I get into Grand Rapids near ten o’clock at night, eager to seek out the address I have for Gus Marlowe. I get a rental car and program the GPS on my phone. I follow the directions, but halfway through, the road disappears and my GPS says that it can’t continue.

So the guy lives off a dirt road south of town. Not easy to find at night. I decide to get some sleep and try again in the morning.

I check into a Drury Inn off 28th Street and turn the TV to Fox News. I turn it down low while I’m trying to fall asleep. Sometimes it helps; the background noise stops my brain from processing, and I’m able to relax.

Then I hear Casey’s name. I sit up and grab the remote, turn it up.

       “So if Casey Cox is apprehended, do you think what she did to help that girl will be admissible in court? I mean, that was heroic. She risked her life . . .”

              “She didn’t risk her life,” some attorney says. “She saw the girl after breaking into a house to rob it.”

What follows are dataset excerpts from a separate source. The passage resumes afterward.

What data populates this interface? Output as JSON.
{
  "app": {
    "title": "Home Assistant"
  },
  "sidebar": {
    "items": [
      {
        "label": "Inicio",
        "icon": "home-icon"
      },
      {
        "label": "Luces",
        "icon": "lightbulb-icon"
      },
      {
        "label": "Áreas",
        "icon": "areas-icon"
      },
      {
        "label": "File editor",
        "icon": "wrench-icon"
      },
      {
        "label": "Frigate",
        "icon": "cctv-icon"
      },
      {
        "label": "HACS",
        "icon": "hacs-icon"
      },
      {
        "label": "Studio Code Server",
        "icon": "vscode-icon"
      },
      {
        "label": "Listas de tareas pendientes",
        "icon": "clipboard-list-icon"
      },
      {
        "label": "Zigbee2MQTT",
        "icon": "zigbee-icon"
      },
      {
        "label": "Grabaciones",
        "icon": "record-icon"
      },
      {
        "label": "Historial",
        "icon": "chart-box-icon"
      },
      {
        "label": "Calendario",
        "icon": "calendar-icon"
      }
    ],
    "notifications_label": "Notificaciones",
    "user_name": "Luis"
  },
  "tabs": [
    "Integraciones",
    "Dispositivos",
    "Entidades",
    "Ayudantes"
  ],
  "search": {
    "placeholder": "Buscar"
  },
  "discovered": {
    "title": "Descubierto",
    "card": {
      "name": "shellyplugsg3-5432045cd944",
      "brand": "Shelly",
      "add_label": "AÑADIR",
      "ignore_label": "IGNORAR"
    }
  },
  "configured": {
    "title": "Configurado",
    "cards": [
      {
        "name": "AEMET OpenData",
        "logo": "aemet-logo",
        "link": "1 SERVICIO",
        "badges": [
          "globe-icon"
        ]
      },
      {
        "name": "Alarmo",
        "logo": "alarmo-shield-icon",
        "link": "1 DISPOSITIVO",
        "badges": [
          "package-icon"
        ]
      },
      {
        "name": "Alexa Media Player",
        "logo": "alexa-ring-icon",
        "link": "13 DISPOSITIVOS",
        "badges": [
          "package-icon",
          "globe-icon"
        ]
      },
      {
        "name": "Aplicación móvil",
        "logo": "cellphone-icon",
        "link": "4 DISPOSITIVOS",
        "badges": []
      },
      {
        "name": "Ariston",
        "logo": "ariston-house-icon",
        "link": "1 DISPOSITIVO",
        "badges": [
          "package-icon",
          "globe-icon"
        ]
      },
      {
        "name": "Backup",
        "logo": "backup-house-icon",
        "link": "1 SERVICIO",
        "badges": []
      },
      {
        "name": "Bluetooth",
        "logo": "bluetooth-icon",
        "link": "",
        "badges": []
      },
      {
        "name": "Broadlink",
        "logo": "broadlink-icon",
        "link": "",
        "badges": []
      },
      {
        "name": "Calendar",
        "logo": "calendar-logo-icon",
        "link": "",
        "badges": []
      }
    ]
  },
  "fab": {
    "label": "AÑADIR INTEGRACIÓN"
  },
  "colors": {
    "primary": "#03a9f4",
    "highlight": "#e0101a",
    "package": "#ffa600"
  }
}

              “We don’t know that. The grandmother of the girl says that Casey had reason to believe the girl was there. She knowingly walked into danger to get her out, even after being arrested for breaking into that same house once. She knew she could be outed by all this, but she chose to save the girl. I’m just saying that the jury might—”

              “It’ll never be admissible,” someone else interrupts. “She’ll be tried on the murder she allegedly committed. Period. No sane judge would allow the waters to be muddied by what happened in Shady Grove.”

They move on to political talk.

I’m sick that the publicity will make it much harder for her to hide. If I were her, what would I do? She has probably already dyed her hair some color that would distract people from her face. She has likely cut it shorter. I try to imagine her hair in different colors. Which one would she try?

As tough as she is, she’s also fragile. I hope she doesn’t feel hopeless. If only I could talk to her again.

I open my laptop and check the email account we’ve communicated on before. Nothing. I don’t blame her.

I turn off the TV, letting darkness envelop me. I’m so tired that this time I don’t fight sleep. I fall into a surface slumber, the kind where my nightmares have a field day. Suddenly I’m back there, in the Humvee that day, and I get that feeling where the hair on the back of my neck rises, and Tillis curses as he sees something up ahead, and before I can even look, I’m flying back, my ears bursting with the sound, the smell of flesh and fuel burning and the metallic taste of blood . . . then that silence as things seem to go into slow motion.

I wake up drenched with sweat, and I’ve wet myself, as I did that day. As we all did. I’m shaking, so I clean up, then wrap myself in the bedspread, tight enough that I can’t move. It doesn’t help.